The problem was not just that there were too many employees per se, or even too many overpaid employees (many in fact were hard-working and underpaid), but rather too many who simply did absolutely nothing constructive at all at the top of the pay scales. (California Rule Three: There are no private counterparts to California’s top state jobs.)
About 1995 I walked into a packing-house of a friend — dozens packing fruit, fork-lift driving, and engaged in frenzied production to ensure all of us fresh produce. The owner mentioned that four regulators had come that day: one to inspect the fruit (fair enough), one to check safety (sorta fair enough), one to monitor minimum wages (kinda sorta fair enough), and one to inspect chemical storage. All in theory necessary, all costly since the regulators were far better paid with state cars than the workers.
When I pointed that out, my friend laughed and added that three of his employees (he pointed to them) had sued him for various disabilities and work-related injuries over the past two years: he could not fire them, they were back at work, and apparently quite healthy. I thought at the time: this is all wonderful in a perfect world, but who shall pay for it all? (California Rule Four: The more someone toils to keep the state going, the more the state tries to destroy him.)
An Hispanic student from Phoenix once complained to me that he paid three times the level of tuition as did many resident illegal aliens in my class, and added when he went to central services to object, they instead advised shortcuts on obtaining California residency so that he too could obtain discounted tuition. (California Rule Five: The state that nourishes you incurs disdain rather than loyalty.)
I gave a talk years ago in the Santa Barbara hills and joked to the audience that I was glad to see there were still a few oil platforms out in the bay. Not silence, but furor followed that bad joke. Yet as I left, as I mentioned once before, the parking lot was full of SUVs. Where did the gas come from?

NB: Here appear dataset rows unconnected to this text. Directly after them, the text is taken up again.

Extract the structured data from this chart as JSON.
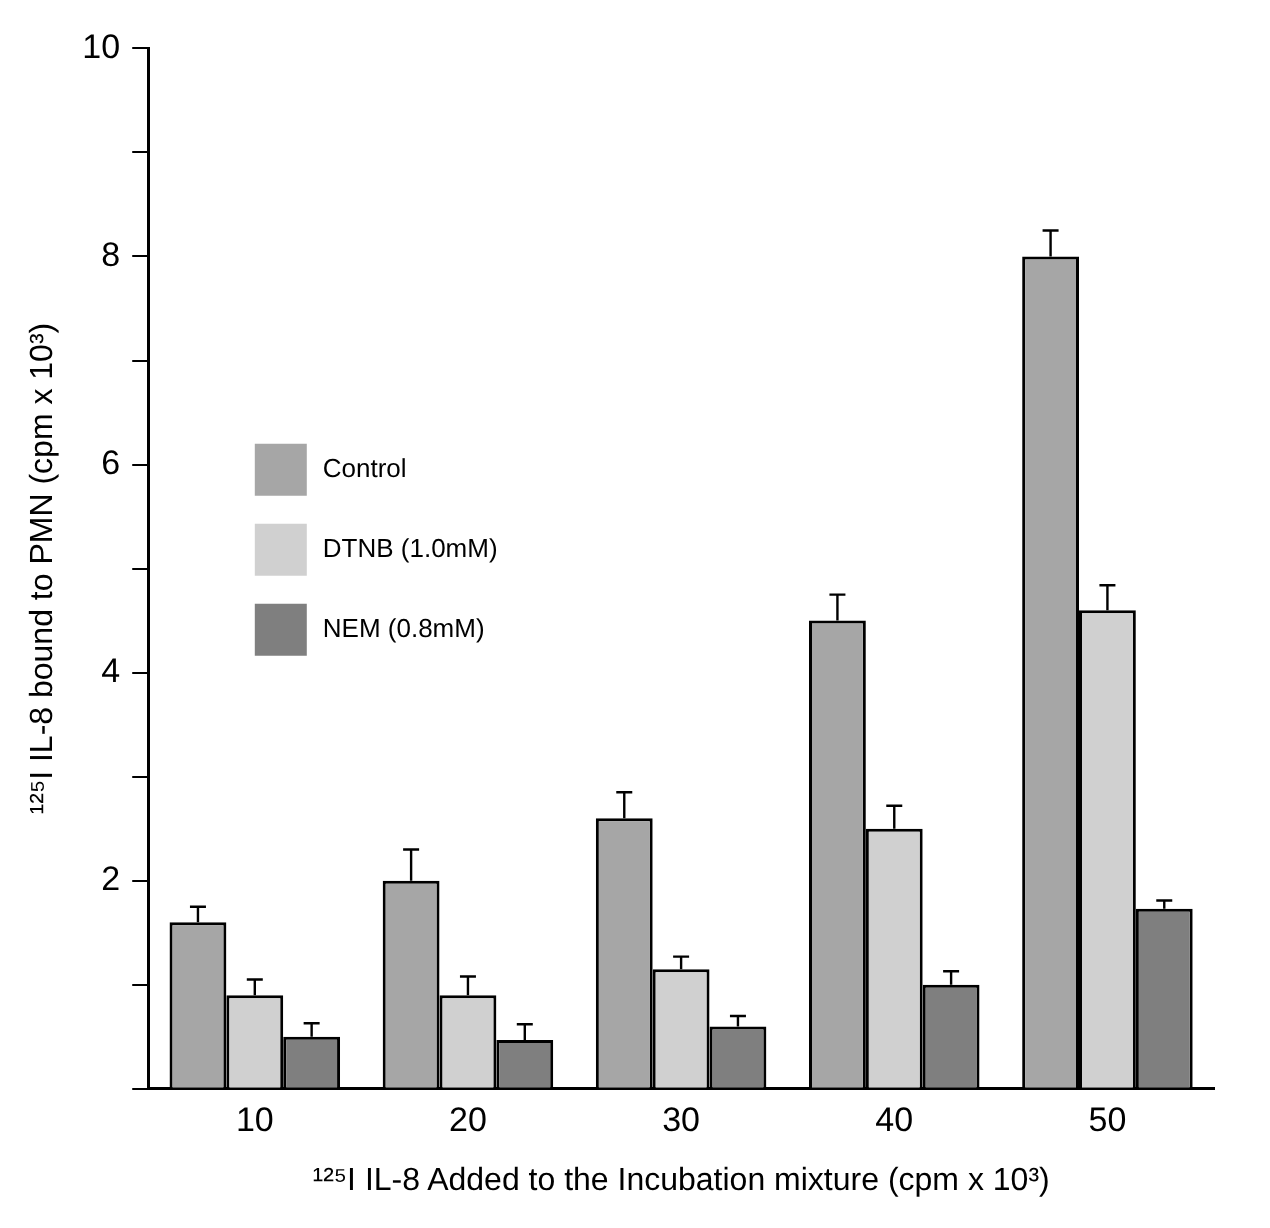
{
  "chart_data": {
    "type": "bar",
    "xlabel": "¹²⁵I IL-8 Added to the Incubation mixture (cpm x 10³)",
    "ylabel": "¹²⁵I IL-8 bound to PMN (cpm x 10³)",
    "categories": [
      "10",
      "20",
      "30",
      "40",
      "50"
    ],
    "series": [
      {
        "name": "Control",
        "color": "#a6a6a6",
        "values": [
          1.6,
          2.0,
          2.6,
          4.5,
          8.0
        ],
        "errors": [
          [
            1.6,
            1.75
          ],
          [
            2.0,
            2.3
          ],
          [
            2.6,
            2.85
          ],
          [
            4.5,
            4.75
          ],
          [
            8.0,
            8.25
          ]
        ]
      },
      {
        "name": "DTNB (1.0mM)",
        "color": "#d0d0d0",
        "values": [
          0.9,
          0.9,
          1.15,
          2.5,
          4.6
        ],
        "errors": [
          [
            0.9,
            1.05
          ],
          [
            0.9,
            1.08
          ],
          [
            1.15,
            1.27
          ],
          [
            2.5,
            2.72
          ],
          [
            4.6,
            4.84
          ]
        ]
      },
      {
        "name": "NEM (0.8mM)",
        "color": "#7f7f7f",
        "values": [
          0.5,
          0.47,
          0.6,
          1.0,
          1.73
        ],
        "errors": [
          [
            0.5,
            0.63
          ],
          [
            0.47,
            0.62
          ],
          [
            0.6,
            0.7
          ],
          [
            1.0,
            1.13
          ],
          [
            1.73,
            1.81
          ]
        ]
      }
    ],
    "ylim": [
      0,
      10
    ],
    "yticks": [
      {
        "value": 0,
        "label": null
      },
      {
        "value": 1,
        "label": null
      },
      2,
      {
        "value": 3,
        "label": null
      },
      4,
      {
        "value": 5,
        "label": null
      },
      6,
      {
        "value": 7,
        "label": null
      },
      8,
      {
        "value": 9,
        "label": null
      },
      10
    ],
    "grid": false,
    "legend": "left"
  }
}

This weird “they” is what killed California, the notion that somewhere in a room a group of plutocrats sits on bags on ill-gotten gold and can be dragged out and forced to cough up bullion in tough times. Do we believe that the Big Four of Huntington, Stanford, Hopkins, and Crocker are still around, hoarding half of the state’s resources? (Rule Six: No matter how broke California becomes, there is always someone else somewhere who can and should pay for others.)
Once during a brief teaching sojourn at Berkeley, a biology student struck up a conversation. He was talking about a class he had that dealt with the ecology of San Francisco Bay. I heard what I realize only now was an early explanation of why we are idling thousands of acres to keep the Delta smelt alive: this strange combination of utopian demands for pristine landscapes coupled with the assumption that 36 million daily can go down to a Whole Earth co-op and buy cheap, organic fruit in abundance. (California Rule Seven: Stopping production for environmental reasons nevertheless should result in increased production.)
What killed California-the same old schizophrenia we see everywhere in our want-it-all society: I expect A to be provided by B, and, if not, I will blame “them.”